”THIS IS SERVICE DESIGN THINKING. Basics―Tools―Cases―”(著:Marc Stickdorn)

本書は、サービスデザインをテーマにした書籍であるが故に、デザイン思考によって記されるべき。という、コンセプチュアルな思想の下に書かれた本である。

サービスデザインとは、コストを最小限に抑え、稀少で高価な資源を最大限に活用しながら、一定水準のサービス・パフォーマンスを実現することを目指して、人、技術、方法、手順を詳細に計画する取り組みのことだ。そこには、ユーザー中心的に考えられた、領域を横断するカスタマーエクスペリエンスのto be像が存在する。

目次は、デザイン思考を基礎編、ツール編、事例編、深考編という章立てに分けられており、それぞれに十分な理解を求められる内容となっている。抽象的な議論に終始しがちなテーマを、端的に、実践的な手法と事例を合わせまとめた功績には、すばらしいものがあると僕は思う。

尚、「これからはロジカルシンキング(または既存の経営戦略コンサルティングファーム)の時代ではなく、デザインシンキング(または新興のデザインコンサルティングファーム)の時代だ」という様な論調も見られるこのごろだが―しかし本書では、ホリスティックな(全体的な)視点や戦略マネジメント的な視点も重視しており、その中でふんだんにロジカルシンキングの重要性をも説いていることは特筆に値する。
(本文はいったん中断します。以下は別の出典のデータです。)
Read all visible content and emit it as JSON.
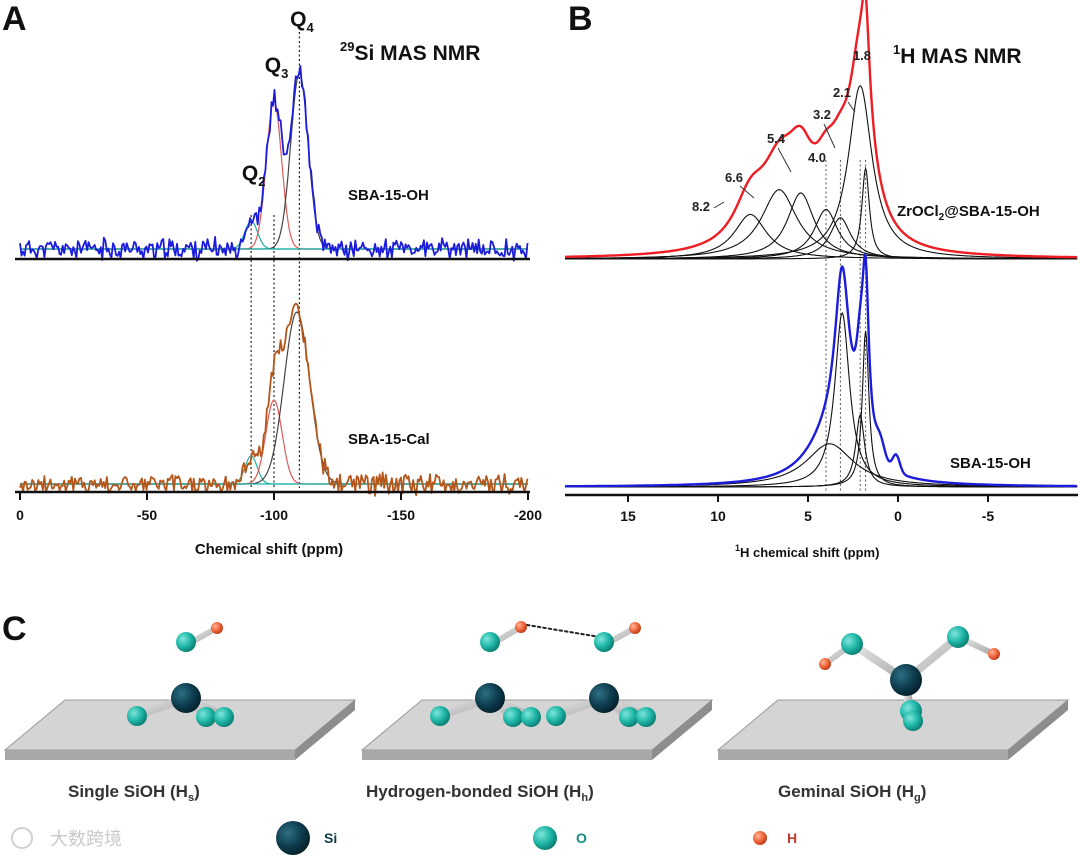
{
  "panels": {
    "a": "A",
    "b": "B",
    "c": "C"
  },
  "chart_data": [
    {
      "type": "line",
      "panel": "A",
      "title": "29Si MAS NMR",
      "title_parts": {
        "sup": "29",
        "main": "Si MAS NMR"
      },
      "xlabel": "Chemical shift (ppm)",
      "xlim": [
        0,
        -200
      ],
      "xticks": [
        0,
        -50,
        -100,
        -150,
        -200
      ],
      "xtick_labels": [
        "0",
        "-50",
        "-100",
        "-150",
        "-200"
      ],
      "peak_labels": [
        {
          "base": "Q",
          "sub": "2",
          "ppm": -91
        },
        {
          "base": "Q",
          "sub": "3",
          "ppm": -100
        },
        {
          "base": "Q",
          "sub": "4",
          "ppm": -110
        }
      ],
      "reference_lines_ppm": [
        -91,
        -100,
        -110
      ],
      "series": [
        {
          "name": "SBA-15-OH",
          "color": "#1c1cdb",
          "components": [
            {
              "color": "#20b2aa",
              "center": -91,
              "height": 0.14,
              "width": 2.5
            },
            {
              "color": "#e05a5a",
              "center": -100,
              "height": 0.74,
              "width": 3.0
            },
            {
              "color": "#444444",
              "center": -110,
              "height": 0.88,
              "width": 3.4
            }
          ]
        },
        {
          "name": "SBA-15-Cal",
          "color": "#b5561b",
          "components": [
            {
              "color": "#20b2aa",
              "center": -91,
              "height": 0.14,
              "width": 2.4
            },
            {
              "color": "#e05a5a",
              "center": -100,
              "height": 0.42,
              "width": 3.2
            },
            {
              "color": "#444444",
              "center": -109,
              "height": 0.86,
              "width": 5.0
            }
          ]
        }
      ]
    },
    {
      "type": "line",
      "panel": "B",
      "title": "1H MAS NMR",
      "title_parts": {
        "sup": "1",
        "main": "H MAS NMR"
      },
      "xlabel": "1H chemical shift (ppm)",
      "xlabel_parts": {
        "sup": "1",
        "main": "H chemical shift (ppm)"
      },
      "xlim": [
        18.5,
        -10
      ],
      "xticks": [
        15,
        10,
        5,
        0,
        -5
      ],
      "xtick_labels": [
        "15",
        "10",
        "5",
        "0",
        "-5"
      ],
      "peak_labels": [
        {
          "label": "1.8",
          "ppm": 1.8
        },
        {
          "label": "2.1",
          "ppm": 2.1
        },
        {
          "label": "3.2",
          "ppm": 3.2
        },
        {
          "label": "4.0",
          "ppm": 4.0
        },
        {
          "label": "5.4",
          "ppm": 5.4
        },
        {
          "label": "6.6",
          "ppm": 6.6
        },
        {
          "label": "8.2",
          "ppm": 8.2
        }
      ],
      "reference_lines_ppm": [
        4.0,
        3.2,
        2.1,
        1.8
      ],
      "series": [
        {
          "name": "ZrOCl2@SBA-15-OH",
          "name_parts": {
            "pre": "ZrOCl",
            "sub": "2",
            "post": "@SBA-15-OH"
          },
          "color": "#ee1d23",
          "components": [
            {
              "center": 8.2,
              "height": 0.27,
              "width": 1.1
            },
            {
              "center": 6.6,
              "height": 0.42,
              "width": 1.2
            },
            {
              "center": 5.4,
              "height": 0.4,
              "width": 0.9
            },
            {
              "center": 4.0,
              "height": 0.3,
              "width": 0.8
            },
            {
              "center": 3.2,
              "height": 0.25,
              "width": 0.7
            },
            {
              "center": 2.1,
              "height": 1.05,
              "width": 0.8
            },
            {
              "center": 1.8,
              "height": 0.55,
              "width": 0.25
            }
          ]
        },
        {
          "name": "SBA-15-OH",
          "color": "#1c1cdb",
          "components": [
            {
              "center": 3.8,
              "height": 0.36,
              "width": 1.6
            },
            {
              "center": 3.1,
              "height": 1.45,
              "width": 0.5
            },
            {
              "center": 2.1,
              "height": 0.6,
              "width": 0.3
            },
            {
              "center": 1.8,
              "height": 1.3,
              "width": 0.22
            }
          ],
          "shoulders": [
            {
              "center": 1.0,
              "height": 0.15,
              "width": 0.25
            },
            {
              "center": 0.1,
              "height": 0.14,
              "width": 0.2
            }
          ]
        }
      ]
    }
  ],
  "structures": {
    "single": {
      "base": "Single SiOH (H",
      "sub": "s",
      "end": ")"
    },
    "hbond": {
      "base": "Hydrogen-bonded SiOH (H",
      "sub": "h",
      "end": ")"
    },
    "geminal": {
      "base": "Geminal SiOH (H",
      "sub": "g",
      "end": ")"
    }
  },
  "legend": [
    {
      "label": "Si",
      "color": "#0d3b4c",
      "text_color": "#0d3b4c"
    },
    {
      "label": "O",
      "color": "#1fb7a8",
      "text_color": "#0f8e80"
    },
    {
      "label": "H",
      "color": "#f0663c",
      "text_color": "#c0392b"
    }
  ],
  "watermark": "大数跨境"
}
即ち、全体観を以てカスタマーエクスペリエンスを考えていくにあたって、フレームワーク思考や経営戦略/事業戦略を考えることは避けて通れない道であり、効果的なツールの一つであることを著者は主張しているのだ。

”Design solves a problem, art is expression”(デザインとは問題解決であり、アートとは自己表現である。)という詞に込められた何かを体感されたい方には、御一読をお薦めする。